Date de règne de Toutankhamon
Règne : environ 1336 – 1327 av. J.-C. (9 ans environ)
Âge à son arrivée au pouvoir : 8-9 ans
Âge à sa mort : 18-19 ans
Tombe : KV62 – Vallée des Rois (Louxor)
C’est la tombe la plus célèbre du site, mais aussi l’une des plus petites.
Filiation et famille
- Père : très probablement le pharaon Akhenaton, le « roi hérétique » qui imposa le culte exclusif du dieu Aton. Certains égyptologues évoquent aussi la possibilité d’Amenhotep III, mais le consensus actuel penche pour Akhenaton.
- Mère : inconnue. On a longtemps cru qu’il s’agissait de la grande épouse royale Néfertiti, mais les analyses génétiques de sa momie (2010) ont écarté cette hypothèse. Sa mère était une sœur d’Akhenaton, dont le nom ne nous est pas parvenu. Certains suggèrent la reine Kiya, une épouse secondaire.
- Épouse : Ankhesenamon (née Ankhesenpaaton), sa demi-sœur. Elle était la troisième fille d’Akhenaton et de Néfertiti. Ils se marièrent très jeunes, vers l’âge de 10-12 ans.
- Enfants : deux petites filles mort-nées, dont les momies ont été retrouvées dans son tombeau. Aucun héritier vivant – ce qui explique la crise de succession à sa mort.
- Successeurs : après sa mort brutale, ce furent d’abord Aÿ (un haut conseiller, peut-être son grand-père maternel) puis Horemheb (le général en chef) qui régnèrent. Tous deux s’efforcèrent d’effacer la mémoire d’Akhenaton et, dans une certaine mesure, celle de Toutânkhamon lui-même.
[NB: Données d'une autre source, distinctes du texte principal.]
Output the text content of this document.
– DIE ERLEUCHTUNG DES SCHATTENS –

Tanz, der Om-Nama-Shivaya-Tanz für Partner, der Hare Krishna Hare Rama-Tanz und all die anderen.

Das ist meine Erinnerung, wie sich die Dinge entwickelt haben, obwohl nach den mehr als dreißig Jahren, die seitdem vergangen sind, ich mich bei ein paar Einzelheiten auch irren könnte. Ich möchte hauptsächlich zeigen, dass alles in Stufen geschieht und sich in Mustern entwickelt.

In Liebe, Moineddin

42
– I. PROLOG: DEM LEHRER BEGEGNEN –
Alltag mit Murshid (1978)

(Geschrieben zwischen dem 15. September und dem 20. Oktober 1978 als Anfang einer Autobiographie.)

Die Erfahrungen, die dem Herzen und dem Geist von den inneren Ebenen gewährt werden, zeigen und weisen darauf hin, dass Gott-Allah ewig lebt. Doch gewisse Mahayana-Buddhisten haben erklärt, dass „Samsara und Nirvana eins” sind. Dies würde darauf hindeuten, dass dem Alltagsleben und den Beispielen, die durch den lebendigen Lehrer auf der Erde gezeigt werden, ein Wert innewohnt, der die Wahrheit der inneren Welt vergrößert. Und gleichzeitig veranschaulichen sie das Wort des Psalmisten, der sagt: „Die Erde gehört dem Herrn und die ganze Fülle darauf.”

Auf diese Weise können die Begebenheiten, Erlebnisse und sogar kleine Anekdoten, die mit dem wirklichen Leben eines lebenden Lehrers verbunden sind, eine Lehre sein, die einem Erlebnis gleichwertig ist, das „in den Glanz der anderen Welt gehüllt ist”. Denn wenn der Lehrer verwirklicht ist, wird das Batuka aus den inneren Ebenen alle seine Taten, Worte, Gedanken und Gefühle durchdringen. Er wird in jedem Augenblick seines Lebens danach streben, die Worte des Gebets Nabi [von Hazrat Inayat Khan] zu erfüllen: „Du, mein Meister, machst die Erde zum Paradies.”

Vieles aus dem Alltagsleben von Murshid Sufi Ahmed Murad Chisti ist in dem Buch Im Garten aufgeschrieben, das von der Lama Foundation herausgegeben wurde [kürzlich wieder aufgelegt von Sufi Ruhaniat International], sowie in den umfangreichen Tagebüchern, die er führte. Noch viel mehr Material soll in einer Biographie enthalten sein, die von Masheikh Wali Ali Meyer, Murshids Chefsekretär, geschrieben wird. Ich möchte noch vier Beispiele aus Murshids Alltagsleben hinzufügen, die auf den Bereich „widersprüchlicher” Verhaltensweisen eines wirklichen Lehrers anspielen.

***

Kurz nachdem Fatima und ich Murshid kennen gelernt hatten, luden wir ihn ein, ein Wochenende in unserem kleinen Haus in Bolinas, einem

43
Pourquoi le pharaon Toutânkhamon est-il si célèbre aujourd’hui ?
Un règne sans éclat, une postérité exceptionnelle
Contrairement à une idée répandue, Toutânkhamon ne doit pas sa célébrité à des exploits guerriers ou architecturaux. Il n’a laissé aucun temple monumental, aucune victoire militaire gravée dans la pierre. Son règne, bref et marqué par la tutelle de hauts dignitaires, n’a rien d’exceptionnel dans l’histoire de l’Égypte antique. Pourtant, son nom est aujourd’hui universellement connu – bien plus que celui de Ramsès II ou de Thoutmosis III. Pourquoi ce paradoxe ?
1922, la découverte qui changea tout
La réponse tient en deux mots : hasard archéologique. Toutânkhamon a eu la chance posthume que sa tombe KV62 traverse les siècles quasi intacte, à l’inverse de presque tous les autres souverains du Nouvel Empire pillés dans l’Antiquité. C’est pourquoi Toutânkhamon est si célèbre aujourd’hui : non pas pour ses exploits, mais pour ce que le sable a préservé.
La découverte de la tombe de Toutânkhamon par Howard Carter en novembre 1922 fut un événement médiatique planétaire. Pour la première fois, le monde découvrait non pas des textes ou des ruines, mais un véritable trésor funéraire préservé – des milliers d’objets en or, des chars, le célèbre masque funéraire, et la momie du jeune roi elle-même.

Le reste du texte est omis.